# The Ubuntu Forum Community > Ubuntu Official Flavours Support > Installation & Upgrades > [ubuntu] Ubuntu 12.04 Chrome Java Plugin

## hmartine

Google Chrome does not detect java. I know this topic has been post everywhere, but I try their suggestions and it does not work. I need your help to know if there is anything I am doing wrong or anything I have not done yet.
This is what I have and what I have done
Ubuntu 12.04 recently installed
Java(TM) SE Runtime Environment (build 1.7.0_09-b05)
Google chrome Version 22.0.1229.94.
I also have firefox 16.0.2, and JAVA works fine there (using IcedTea pluging)

What I have done, 
I installed Java from the terminal
Then Icedtea plugin, also from the terminal, at this point java started working on firefox, which makes me think Java is working fine
I searched for the java lib using the command (find / -name libjava.so 2> /dev/null)
once it founded the lib I created a link of the "libnpjp2.so" to the chrome plugins folder using the following command "sudo ln -s /usr/lib/jvm/java-7-oracle/jre/lib/i386/libnpjp2.so /opt/google/chrome/plugins/"
It did the link in the folder, but still when I go to Java to test, using the chrome browser, java does not work.

Any suggestions?

Thanks a lot

----------


## Tranas

Install default-jdk using Synaptic

works for me. ymmv

----------


## critin

In chrome 'Current Settings', are all sites allowed  to run JavaScript?
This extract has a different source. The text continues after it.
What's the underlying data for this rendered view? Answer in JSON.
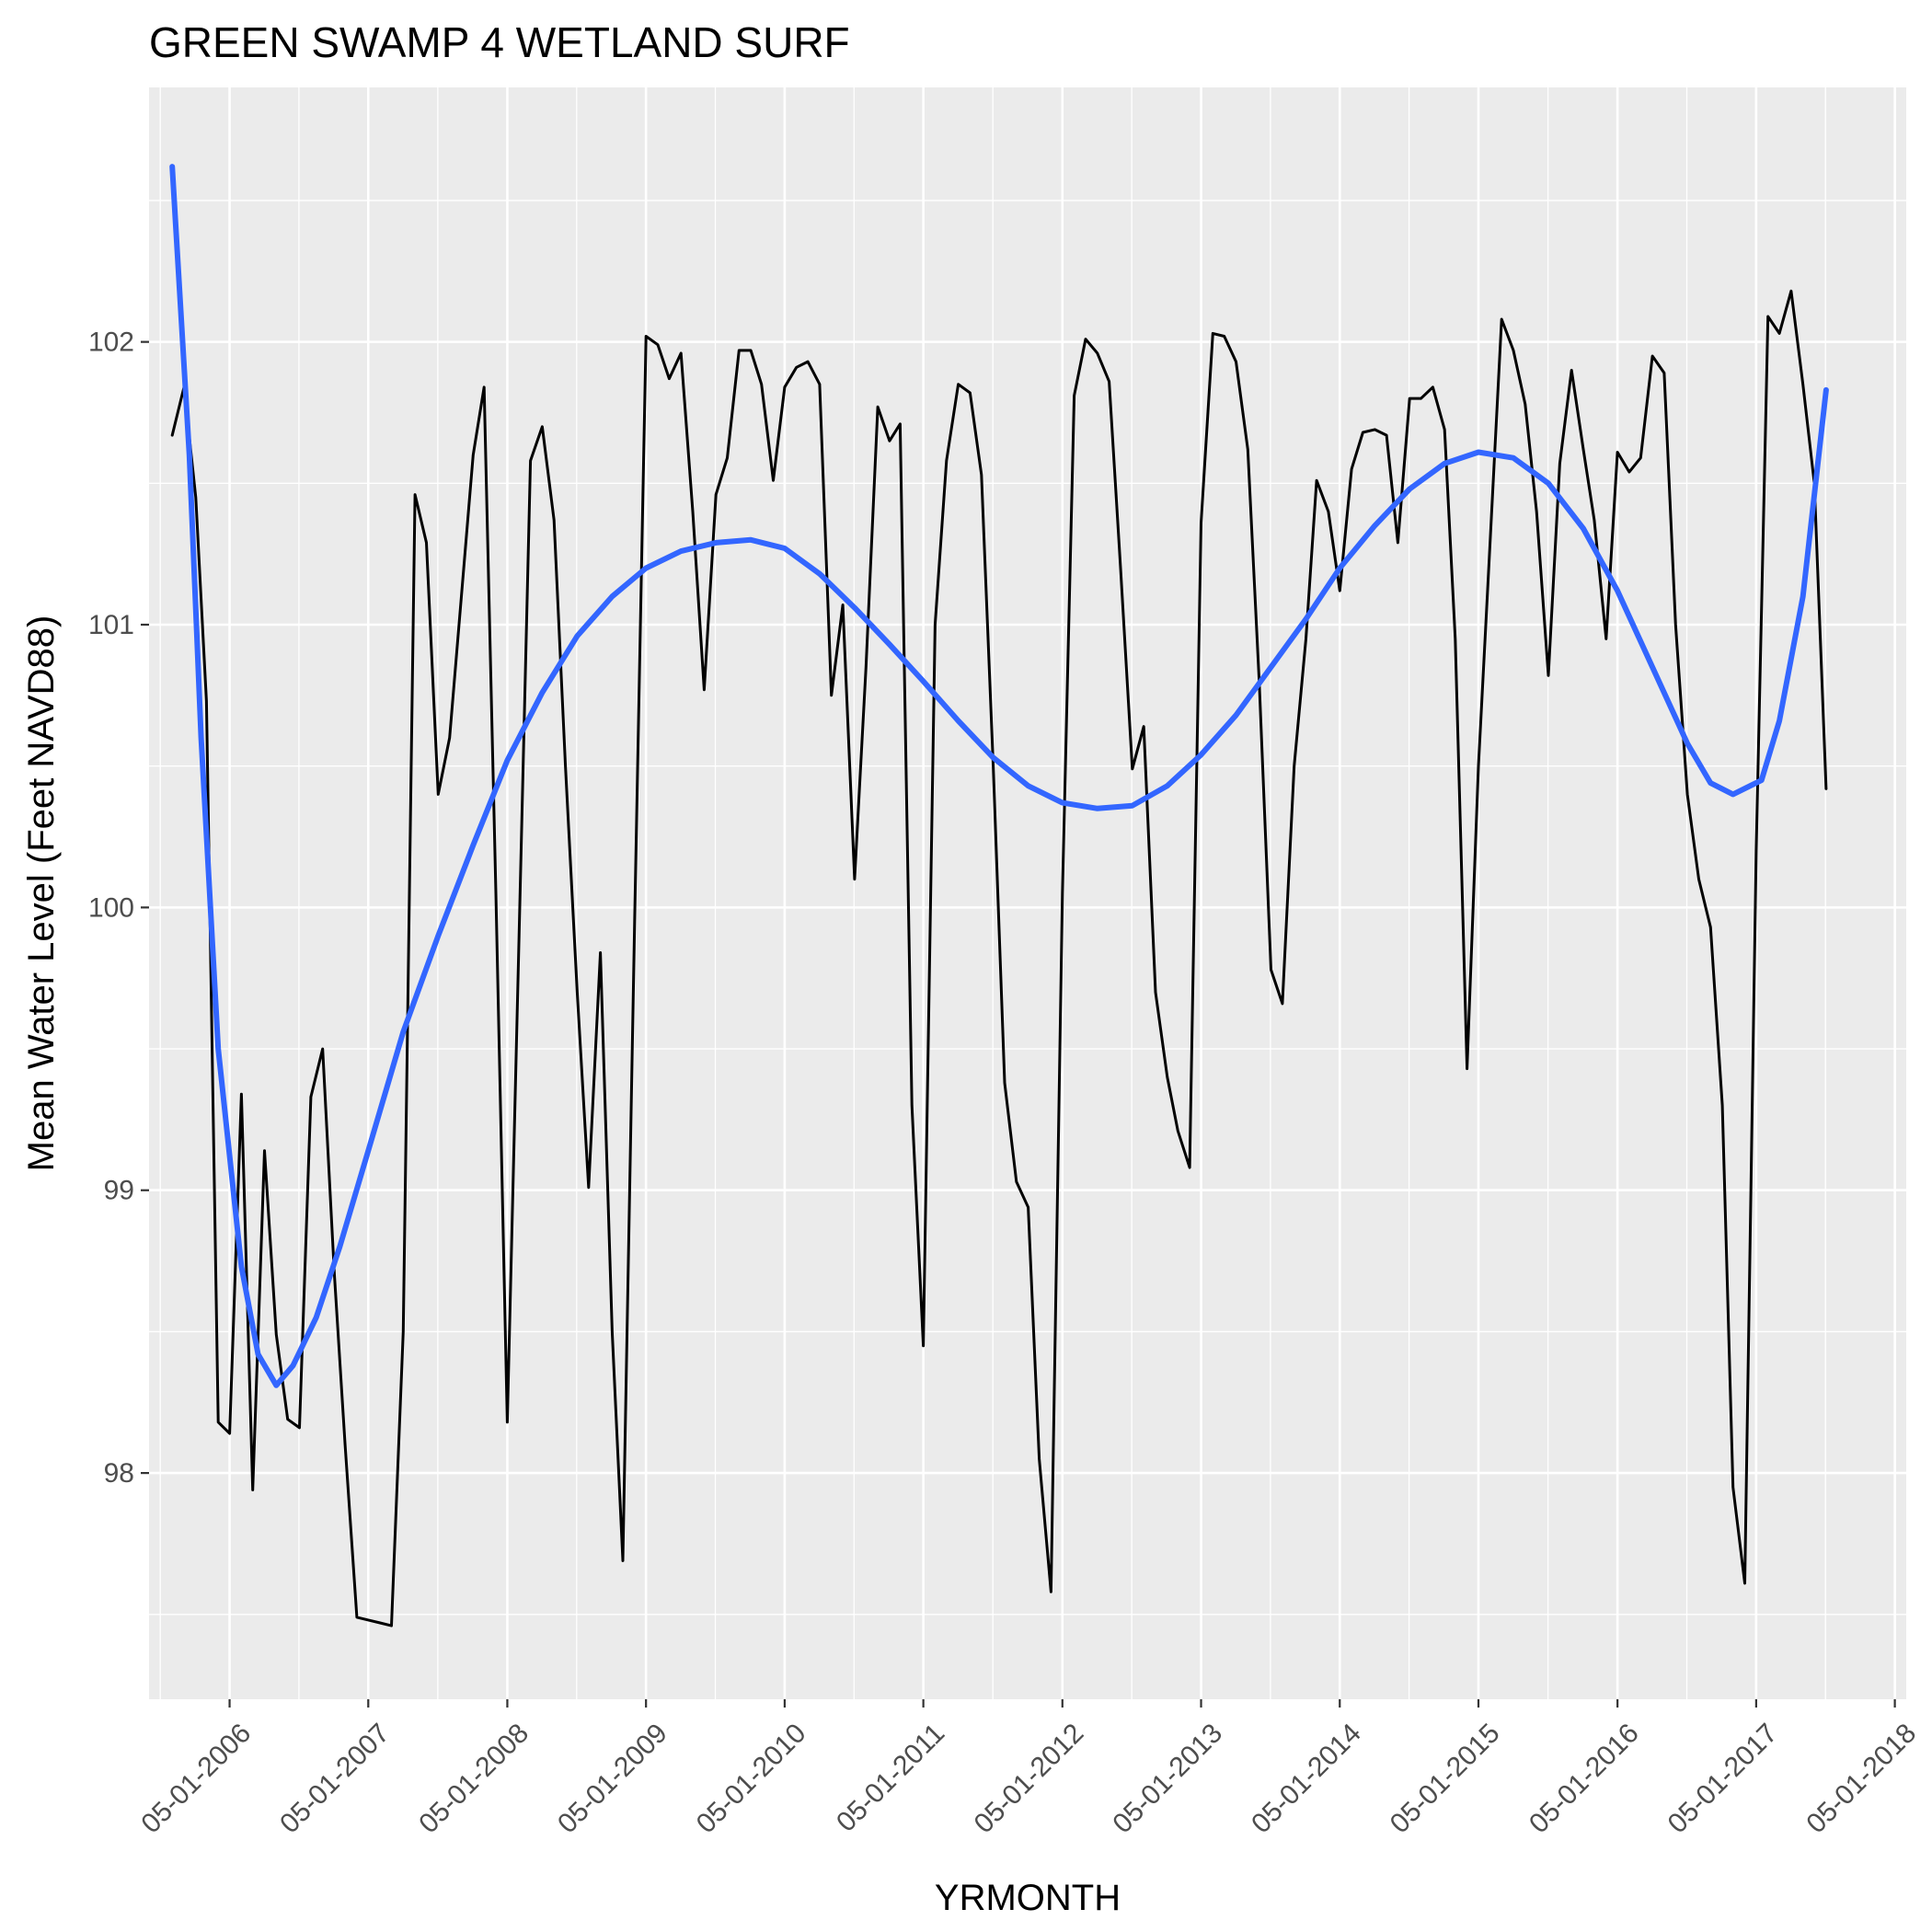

Did you install openjdk-7-jre?  It should be in Software Center.

----------


## kingpioneer

The best solution I found, (none of these suggestions worked for me), is as followings:
First install Icedtead pluging by:

1) sudo apt-get install *icedtea-7-plugin*

Then in your chrome browser go to:

2) chrome-> Settings-> Show Advanced Settings-> Privacy then click onContent Settings -> Plug-ins then click on Disable Individual Plug-in3) Disable both "*IceTea-Web Plugin*" and "*Java(TM)*"4) Restart the browser.5) chrome-> Settings-> Show Advanced Settings-> Privacy then click onContent Settings -> Plug-ins then click on Disable Individual Plug-in6) Enable *only* "*IceTea-Web Plugin*"7) Enjoy !

----------